New implications for early and lifelong brain development
Analysis of data from mouse brains reveals that CHD8 gene expression peaks during the early stages of brain development. Mutations in CHD8 lead to excessive production of dividing cells in the brain, as well as megalencephaly, an enlarged brain condition common in individuals with ASD. These findings suggest the developmental causes of increased brain size.
More surprisingly, Nord also discovered that the pathological changes in gene expression in the brains of mice with a mutated CHD8 continued through the lifetime of the mice. Genes involved in critical biological processes like synapse function were impacted by the CHD8 mutation. This suggests that CHD8 plays a role in brain function throughout life and may affect more than early brain development in autistic individuals.
While Nord’s research centers on severe ASD conditions, the lessons learned may eventually help explain many cases along the autism spectrum.
Collaborating to improve understanding
Nord’s work bridges disciplines and has incorporated diverse collaborators. The genetic mouse model was developed at Lawrence Berkeley National Laboratory using CRISPR editing technology, and co-authors Jacqueline Crawley and Jill Silverman of the UC Davis MIND Institute evaluated mouse behavior to characterize social interactions and cognitive impairments.
Nord also partnered with co-author Konstantinos Zarbalis of the Institute for Pediatric Regenerative Medicine at UC Davis to examine changes in cell proliferation in the brains of mice with the CHD8 mutation, and with Jason Lerch from the Mouse Imaging Centre at the Hospital for Sick Children in Toronto, Canada, to conduct magnetic resonance imaging on mouse brains.
“It’s the act of collaboration that I find really satisfying,” Nord said. “The science gets a lot more interesting and powerful when we combine different approaches. Together we were able to show that mutation to CHD8 causes changes to brain development, which in turn alters brain anatomy, function and behavior.”

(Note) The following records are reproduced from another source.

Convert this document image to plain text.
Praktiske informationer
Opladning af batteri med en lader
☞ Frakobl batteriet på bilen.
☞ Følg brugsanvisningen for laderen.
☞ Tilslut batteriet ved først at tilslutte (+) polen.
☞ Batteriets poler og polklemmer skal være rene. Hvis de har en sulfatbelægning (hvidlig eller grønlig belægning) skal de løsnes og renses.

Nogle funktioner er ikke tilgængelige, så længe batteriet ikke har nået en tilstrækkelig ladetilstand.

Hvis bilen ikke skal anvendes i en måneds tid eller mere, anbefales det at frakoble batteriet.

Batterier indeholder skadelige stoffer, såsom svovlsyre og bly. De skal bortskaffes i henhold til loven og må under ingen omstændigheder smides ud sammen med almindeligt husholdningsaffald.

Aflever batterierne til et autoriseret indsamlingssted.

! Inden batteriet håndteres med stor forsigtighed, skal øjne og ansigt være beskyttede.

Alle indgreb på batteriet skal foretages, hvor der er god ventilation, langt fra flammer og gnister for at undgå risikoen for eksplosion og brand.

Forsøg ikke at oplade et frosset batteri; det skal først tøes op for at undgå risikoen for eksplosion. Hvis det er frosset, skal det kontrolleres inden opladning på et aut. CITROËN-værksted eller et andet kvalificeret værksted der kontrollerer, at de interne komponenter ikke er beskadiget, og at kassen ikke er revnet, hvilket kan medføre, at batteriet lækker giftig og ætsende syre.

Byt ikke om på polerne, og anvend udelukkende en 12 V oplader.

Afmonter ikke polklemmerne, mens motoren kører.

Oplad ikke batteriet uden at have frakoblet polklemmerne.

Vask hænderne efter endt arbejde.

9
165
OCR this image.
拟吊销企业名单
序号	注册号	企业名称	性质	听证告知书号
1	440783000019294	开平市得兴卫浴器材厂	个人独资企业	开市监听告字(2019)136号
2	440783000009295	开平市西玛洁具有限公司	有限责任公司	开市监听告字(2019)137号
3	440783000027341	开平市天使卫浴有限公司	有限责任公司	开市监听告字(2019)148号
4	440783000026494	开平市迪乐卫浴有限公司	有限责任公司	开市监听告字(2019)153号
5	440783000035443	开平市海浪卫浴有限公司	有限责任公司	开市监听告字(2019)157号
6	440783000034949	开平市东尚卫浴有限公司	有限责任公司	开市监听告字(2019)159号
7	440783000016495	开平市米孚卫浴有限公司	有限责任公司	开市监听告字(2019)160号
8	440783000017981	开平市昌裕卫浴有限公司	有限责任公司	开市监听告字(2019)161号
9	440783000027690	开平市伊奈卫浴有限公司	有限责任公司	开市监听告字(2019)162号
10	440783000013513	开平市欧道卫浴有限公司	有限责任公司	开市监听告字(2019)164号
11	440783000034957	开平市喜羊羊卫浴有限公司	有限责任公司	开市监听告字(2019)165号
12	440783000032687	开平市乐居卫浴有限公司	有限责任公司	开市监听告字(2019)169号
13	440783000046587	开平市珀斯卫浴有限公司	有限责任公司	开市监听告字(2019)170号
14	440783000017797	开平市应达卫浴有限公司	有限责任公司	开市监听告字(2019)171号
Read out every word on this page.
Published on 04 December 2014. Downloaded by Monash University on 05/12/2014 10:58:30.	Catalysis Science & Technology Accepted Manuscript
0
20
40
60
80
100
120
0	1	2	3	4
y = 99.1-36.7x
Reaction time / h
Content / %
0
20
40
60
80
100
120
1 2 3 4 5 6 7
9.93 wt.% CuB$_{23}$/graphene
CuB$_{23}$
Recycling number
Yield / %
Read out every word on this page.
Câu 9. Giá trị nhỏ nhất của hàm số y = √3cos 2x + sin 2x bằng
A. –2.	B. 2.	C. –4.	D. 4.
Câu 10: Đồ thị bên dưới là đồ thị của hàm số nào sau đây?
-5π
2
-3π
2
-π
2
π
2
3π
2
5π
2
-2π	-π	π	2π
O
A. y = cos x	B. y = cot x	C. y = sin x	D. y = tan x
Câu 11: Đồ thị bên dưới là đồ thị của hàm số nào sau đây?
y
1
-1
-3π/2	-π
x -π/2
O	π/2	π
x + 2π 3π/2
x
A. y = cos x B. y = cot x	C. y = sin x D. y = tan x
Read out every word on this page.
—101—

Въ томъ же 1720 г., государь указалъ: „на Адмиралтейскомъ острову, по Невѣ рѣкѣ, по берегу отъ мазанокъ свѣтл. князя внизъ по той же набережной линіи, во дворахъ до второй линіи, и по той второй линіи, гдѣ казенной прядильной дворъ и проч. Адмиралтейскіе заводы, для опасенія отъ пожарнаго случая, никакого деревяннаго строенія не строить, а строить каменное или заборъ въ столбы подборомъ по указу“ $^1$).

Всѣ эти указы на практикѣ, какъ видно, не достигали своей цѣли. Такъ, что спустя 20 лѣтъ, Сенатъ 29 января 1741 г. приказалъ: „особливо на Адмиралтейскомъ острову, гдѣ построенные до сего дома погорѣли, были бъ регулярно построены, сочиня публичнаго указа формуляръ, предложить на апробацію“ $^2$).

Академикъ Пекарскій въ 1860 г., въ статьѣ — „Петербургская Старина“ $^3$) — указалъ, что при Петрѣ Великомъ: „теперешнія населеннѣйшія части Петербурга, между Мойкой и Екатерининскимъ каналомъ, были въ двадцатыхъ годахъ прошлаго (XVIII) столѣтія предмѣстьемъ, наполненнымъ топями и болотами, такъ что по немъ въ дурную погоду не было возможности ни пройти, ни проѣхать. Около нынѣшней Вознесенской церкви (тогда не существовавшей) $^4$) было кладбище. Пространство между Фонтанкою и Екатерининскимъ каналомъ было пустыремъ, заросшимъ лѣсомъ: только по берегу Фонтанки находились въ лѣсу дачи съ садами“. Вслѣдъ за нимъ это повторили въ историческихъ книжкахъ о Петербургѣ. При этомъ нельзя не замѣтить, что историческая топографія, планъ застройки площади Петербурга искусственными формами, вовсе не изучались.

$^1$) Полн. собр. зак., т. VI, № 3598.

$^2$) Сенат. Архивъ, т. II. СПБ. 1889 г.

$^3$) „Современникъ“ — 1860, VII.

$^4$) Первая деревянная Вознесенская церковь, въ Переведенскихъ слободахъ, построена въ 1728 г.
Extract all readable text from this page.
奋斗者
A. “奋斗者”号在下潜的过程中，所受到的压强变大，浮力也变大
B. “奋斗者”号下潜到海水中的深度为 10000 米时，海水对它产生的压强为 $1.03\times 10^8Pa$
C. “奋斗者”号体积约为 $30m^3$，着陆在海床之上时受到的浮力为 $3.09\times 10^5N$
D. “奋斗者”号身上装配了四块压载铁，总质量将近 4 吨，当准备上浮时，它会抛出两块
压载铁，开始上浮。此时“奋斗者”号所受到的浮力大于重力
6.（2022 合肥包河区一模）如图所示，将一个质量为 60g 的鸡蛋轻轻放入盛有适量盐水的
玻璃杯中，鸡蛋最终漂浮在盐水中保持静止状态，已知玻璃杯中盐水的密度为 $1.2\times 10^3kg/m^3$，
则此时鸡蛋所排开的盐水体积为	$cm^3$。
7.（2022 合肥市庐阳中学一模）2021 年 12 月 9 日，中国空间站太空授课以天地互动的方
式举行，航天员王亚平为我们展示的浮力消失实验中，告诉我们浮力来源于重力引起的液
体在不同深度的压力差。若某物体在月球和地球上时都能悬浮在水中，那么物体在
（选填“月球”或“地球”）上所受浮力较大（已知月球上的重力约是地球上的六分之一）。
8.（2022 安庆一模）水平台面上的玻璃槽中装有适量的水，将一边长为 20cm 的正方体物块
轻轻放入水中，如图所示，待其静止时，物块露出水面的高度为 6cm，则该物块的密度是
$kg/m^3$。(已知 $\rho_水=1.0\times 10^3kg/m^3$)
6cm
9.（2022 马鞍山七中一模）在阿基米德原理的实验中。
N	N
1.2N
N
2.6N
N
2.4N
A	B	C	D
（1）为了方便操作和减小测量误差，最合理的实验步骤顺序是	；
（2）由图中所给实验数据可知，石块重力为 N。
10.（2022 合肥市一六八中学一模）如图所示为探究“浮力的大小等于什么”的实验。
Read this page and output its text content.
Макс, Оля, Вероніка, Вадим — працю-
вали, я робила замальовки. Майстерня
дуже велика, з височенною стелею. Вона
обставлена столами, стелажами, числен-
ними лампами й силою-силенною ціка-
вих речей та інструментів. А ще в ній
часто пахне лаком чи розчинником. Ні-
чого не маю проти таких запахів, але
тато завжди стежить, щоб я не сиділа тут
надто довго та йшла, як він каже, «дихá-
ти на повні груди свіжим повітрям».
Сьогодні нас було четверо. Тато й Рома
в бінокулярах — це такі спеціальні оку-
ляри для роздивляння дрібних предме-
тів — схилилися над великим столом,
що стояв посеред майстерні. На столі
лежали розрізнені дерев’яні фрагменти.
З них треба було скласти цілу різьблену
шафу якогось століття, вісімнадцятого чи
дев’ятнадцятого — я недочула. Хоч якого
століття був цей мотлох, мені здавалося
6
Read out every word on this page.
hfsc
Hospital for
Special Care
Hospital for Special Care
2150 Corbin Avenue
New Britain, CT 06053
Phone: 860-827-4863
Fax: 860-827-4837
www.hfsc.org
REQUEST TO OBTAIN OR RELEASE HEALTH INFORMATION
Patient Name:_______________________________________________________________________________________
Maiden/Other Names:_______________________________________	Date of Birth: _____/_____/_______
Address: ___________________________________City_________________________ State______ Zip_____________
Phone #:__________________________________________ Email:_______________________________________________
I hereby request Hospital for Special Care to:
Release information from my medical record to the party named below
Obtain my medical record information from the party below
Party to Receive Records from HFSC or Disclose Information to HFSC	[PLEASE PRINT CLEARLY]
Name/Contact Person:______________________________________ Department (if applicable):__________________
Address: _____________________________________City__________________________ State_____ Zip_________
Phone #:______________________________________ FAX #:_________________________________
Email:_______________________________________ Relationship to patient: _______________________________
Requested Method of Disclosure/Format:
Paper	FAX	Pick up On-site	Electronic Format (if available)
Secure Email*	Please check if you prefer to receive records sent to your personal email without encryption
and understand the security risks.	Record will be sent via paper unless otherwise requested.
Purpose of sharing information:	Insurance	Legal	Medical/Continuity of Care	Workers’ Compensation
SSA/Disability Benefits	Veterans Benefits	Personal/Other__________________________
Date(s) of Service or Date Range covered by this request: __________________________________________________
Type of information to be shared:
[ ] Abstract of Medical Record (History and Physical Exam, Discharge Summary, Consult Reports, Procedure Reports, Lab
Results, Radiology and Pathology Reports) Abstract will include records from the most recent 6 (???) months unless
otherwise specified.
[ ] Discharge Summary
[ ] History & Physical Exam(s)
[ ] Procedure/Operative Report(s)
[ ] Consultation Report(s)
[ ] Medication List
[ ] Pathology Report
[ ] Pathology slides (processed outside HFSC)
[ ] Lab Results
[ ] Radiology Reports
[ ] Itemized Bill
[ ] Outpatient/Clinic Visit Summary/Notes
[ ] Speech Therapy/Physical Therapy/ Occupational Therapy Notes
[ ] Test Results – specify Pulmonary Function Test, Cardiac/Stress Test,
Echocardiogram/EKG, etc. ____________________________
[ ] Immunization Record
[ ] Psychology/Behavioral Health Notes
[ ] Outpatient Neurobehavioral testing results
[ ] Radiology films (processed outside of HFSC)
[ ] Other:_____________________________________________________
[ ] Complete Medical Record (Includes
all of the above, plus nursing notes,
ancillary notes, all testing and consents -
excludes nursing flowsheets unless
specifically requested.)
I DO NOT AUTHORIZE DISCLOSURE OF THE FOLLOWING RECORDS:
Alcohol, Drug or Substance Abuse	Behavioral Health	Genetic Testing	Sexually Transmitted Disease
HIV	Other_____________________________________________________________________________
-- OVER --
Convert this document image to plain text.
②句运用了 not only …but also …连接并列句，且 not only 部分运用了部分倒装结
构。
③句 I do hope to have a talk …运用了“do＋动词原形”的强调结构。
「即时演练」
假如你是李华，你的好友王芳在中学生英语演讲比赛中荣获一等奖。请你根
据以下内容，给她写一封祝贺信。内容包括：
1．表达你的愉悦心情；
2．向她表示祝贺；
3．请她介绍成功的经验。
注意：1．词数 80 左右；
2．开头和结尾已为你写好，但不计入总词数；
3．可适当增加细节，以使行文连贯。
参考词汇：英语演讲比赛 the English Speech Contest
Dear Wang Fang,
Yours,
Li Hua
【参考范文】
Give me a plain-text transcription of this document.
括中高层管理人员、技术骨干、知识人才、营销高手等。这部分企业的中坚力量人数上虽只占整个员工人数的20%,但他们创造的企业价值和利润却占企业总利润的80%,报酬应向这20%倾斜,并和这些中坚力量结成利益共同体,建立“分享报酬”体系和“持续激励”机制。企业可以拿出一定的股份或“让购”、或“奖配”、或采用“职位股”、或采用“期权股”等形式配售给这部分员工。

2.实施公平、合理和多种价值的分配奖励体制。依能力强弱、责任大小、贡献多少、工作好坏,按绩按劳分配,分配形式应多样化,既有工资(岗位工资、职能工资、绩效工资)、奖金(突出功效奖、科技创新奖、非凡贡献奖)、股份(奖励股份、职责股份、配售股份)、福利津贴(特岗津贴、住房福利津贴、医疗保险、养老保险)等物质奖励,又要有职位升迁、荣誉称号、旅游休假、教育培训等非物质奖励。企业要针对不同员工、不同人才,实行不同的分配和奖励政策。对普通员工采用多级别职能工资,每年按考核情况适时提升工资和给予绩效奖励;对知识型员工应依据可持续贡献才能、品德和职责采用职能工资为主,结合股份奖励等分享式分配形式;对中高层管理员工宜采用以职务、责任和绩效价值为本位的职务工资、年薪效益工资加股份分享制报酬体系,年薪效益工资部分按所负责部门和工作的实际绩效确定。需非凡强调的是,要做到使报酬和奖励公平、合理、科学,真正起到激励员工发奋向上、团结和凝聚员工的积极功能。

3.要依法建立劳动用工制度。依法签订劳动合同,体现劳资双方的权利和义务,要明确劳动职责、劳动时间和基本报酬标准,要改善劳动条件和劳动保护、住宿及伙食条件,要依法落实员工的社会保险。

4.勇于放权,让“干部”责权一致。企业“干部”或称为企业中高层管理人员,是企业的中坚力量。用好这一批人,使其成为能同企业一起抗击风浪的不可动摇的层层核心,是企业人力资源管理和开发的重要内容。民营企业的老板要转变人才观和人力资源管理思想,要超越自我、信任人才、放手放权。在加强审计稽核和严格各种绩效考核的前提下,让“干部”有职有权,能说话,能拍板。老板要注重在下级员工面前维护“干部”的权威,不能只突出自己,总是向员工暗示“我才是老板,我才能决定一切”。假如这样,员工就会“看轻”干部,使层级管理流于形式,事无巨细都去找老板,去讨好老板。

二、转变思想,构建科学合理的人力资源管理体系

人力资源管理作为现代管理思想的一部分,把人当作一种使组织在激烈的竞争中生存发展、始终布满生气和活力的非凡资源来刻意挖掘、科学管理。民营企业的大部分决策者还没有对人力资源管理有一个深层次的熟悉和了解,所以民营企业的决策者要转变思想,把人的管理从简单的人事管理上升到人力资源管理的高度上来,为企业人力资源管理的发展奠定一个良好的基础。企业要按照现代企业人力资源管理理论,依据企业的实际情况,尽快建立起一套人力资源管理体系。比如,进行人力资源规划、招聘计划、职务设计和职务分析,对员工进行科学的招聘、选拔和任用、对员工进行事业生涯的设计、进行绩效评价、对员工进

In the future, Nord hopes to identify how CHD8 packages DNA in neural cells and to determine the specific impacts to early brain development and synaptic function. Nord hopes that deep exploration of CHD8 mutations will ultimately yield greater knowledge of the general factors contributing to ASD and intellectual disability.
Nord holds joint appointments in the Department of Psychiatry and Behavioral Sciences, and Department of Neurobiology, Physiology and Behavior, and is affiliated with the UC Davis Genome Center and MIND Institute. Additional co-authors on the paper are: Andrea Gompers, Linda Su-Feher, Nycole Copping, Tyler Stradleigh, Michael Pride, Melanie Schaffler, Ayanna Wade, Rinaldo Catta-Preta, Iva Zdilar and Shreya Louis, all at UC Davis; Jacob Ellegood, Toronto Hospital for Sick Children; M. Asrafuzzaman Riyadh and Gaurav Kaushik, Shriners Hospitals for Children, Sacramento; Brandon Mannion, Ingrid Plajzer-Frick, Veena Afzal, Len Pennacchio and Diane Dickel, Lawrence Berkeley National Laboratory; and Axel Visel, UC Merced and LBNL.
The research was funded by the UC Davis MIND Institute Intellectual and Developmental Disabilities Research Center, the National Institute of General Medical Sciences (NIH) and UC Davis.